Most have heard the expression ‘ethical hacking’ and understand it applies mainly to the penetration testing of systems to discover their vulnerabilities. For this blog, we are extending the phrase’s meaning to include friendly hacking for a better user experience.

As a consultant at CELCAT, my goal is to find ways to enhance the user experience without resorting to mainstream development.

An overlooked method of doing this is to use database triggers. Of course, whether you can utilise this or not will depend on the built-in error handling within the system; something CELCAT Timetabler does very well.

The Why?

In the case of CELCAT Timetabler, we generally have applications that employ error handling for the database part of an action. In most cases, a simple error message is displayed to the user. Ethically inserting a database trigger allows us to change this behaviour to the advantage of the user.

The How?

Using a database trigger allows us to capture the data before it hits the database and process it according to normal behaviour. In most cases, the trigger can block the action based on user defined parameters set within the trigger, causing a change in how the application handles the data and, when required, the message displayed to the user.

Want to have a go yourself? Did you know you can have as many CELCAT environments as you need at no extra cost? So, set up a test environment and TEST, TEST, TEST, and TEST again, before committing the trigger to production. Alternatively, you can ask us through our contact us page.

Over the past few months, we have gathered requirements from clients looking for changes to the standard behaviour of the CELCAT Attendance registers. Requirements included: • Enforcing the ‘Staff responsible’ field on the attendance register. • Restricting specific marks within the marking schema to specific staff. • Limiting the changes to a timetable to a specific user and within a specified period.

Here is what the trigger produces:
Example 1: Enforcing the ‘Staff responsible’ field on the attendance register. Standard behaviour, ‘Staff responsible’ field is not populated, register is marked and saved.

Modified behaviour using a database trigger.

Example 2: Restricting marking schema marks to specific staff.

Standard behaviour, all marks within the marking schema available to the marker without exception.

Modified behaviour using a database trigger. The staff are restricted from using the mark and the register cannot be saved.

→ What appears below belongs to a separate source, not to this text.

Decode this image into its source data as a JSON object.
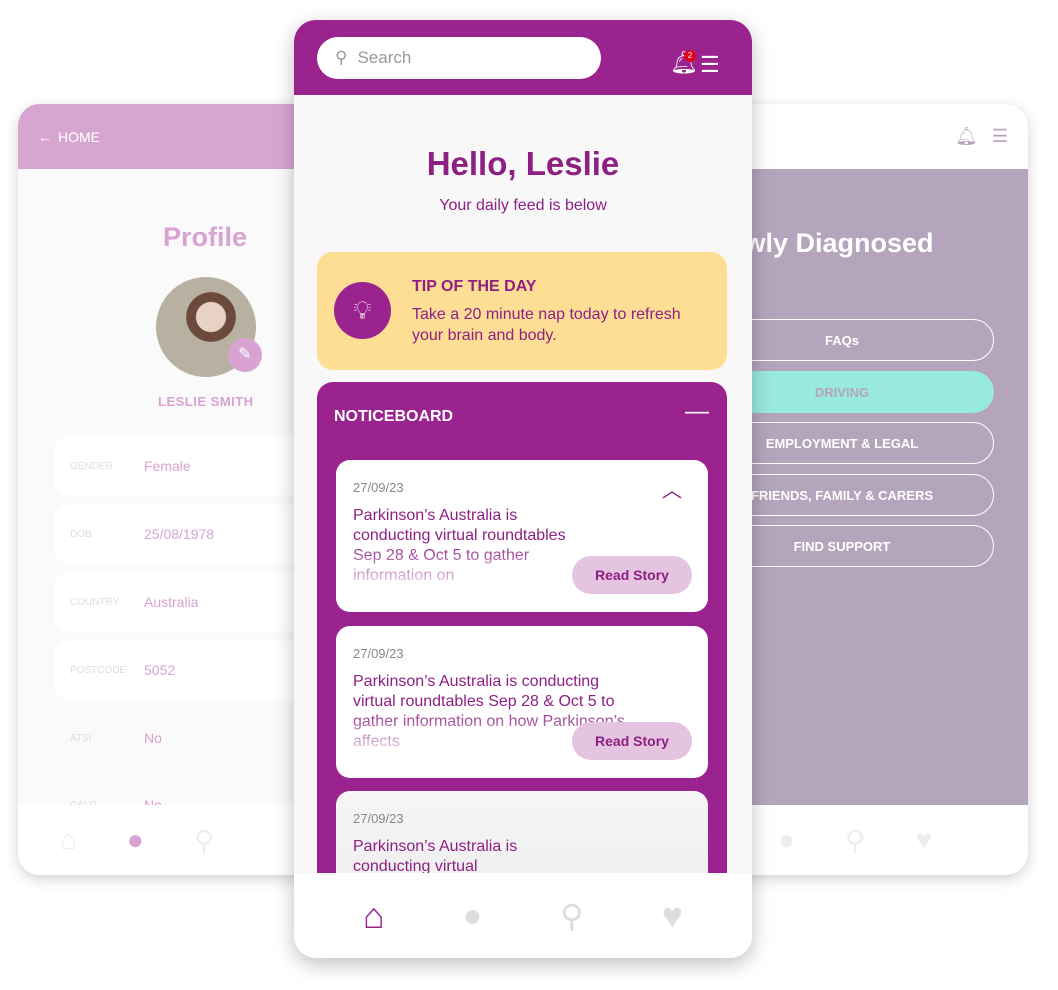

You’ll know that, within CELCAT Timetabler, we have multiple applications available to complete the same tasks- including Windows, Web and Mobile. Because the modification using triggers is at the database (not application) level, we only apply the trigger once.

The Conclusion

Sadly, this won’t work everywhere and on every application- but where it does, database triggers are a beautiful (yet simple) answer to ethical hacking for the benefit of users. Functionality can be changed without the need to go back to our software supplier and request functional changes.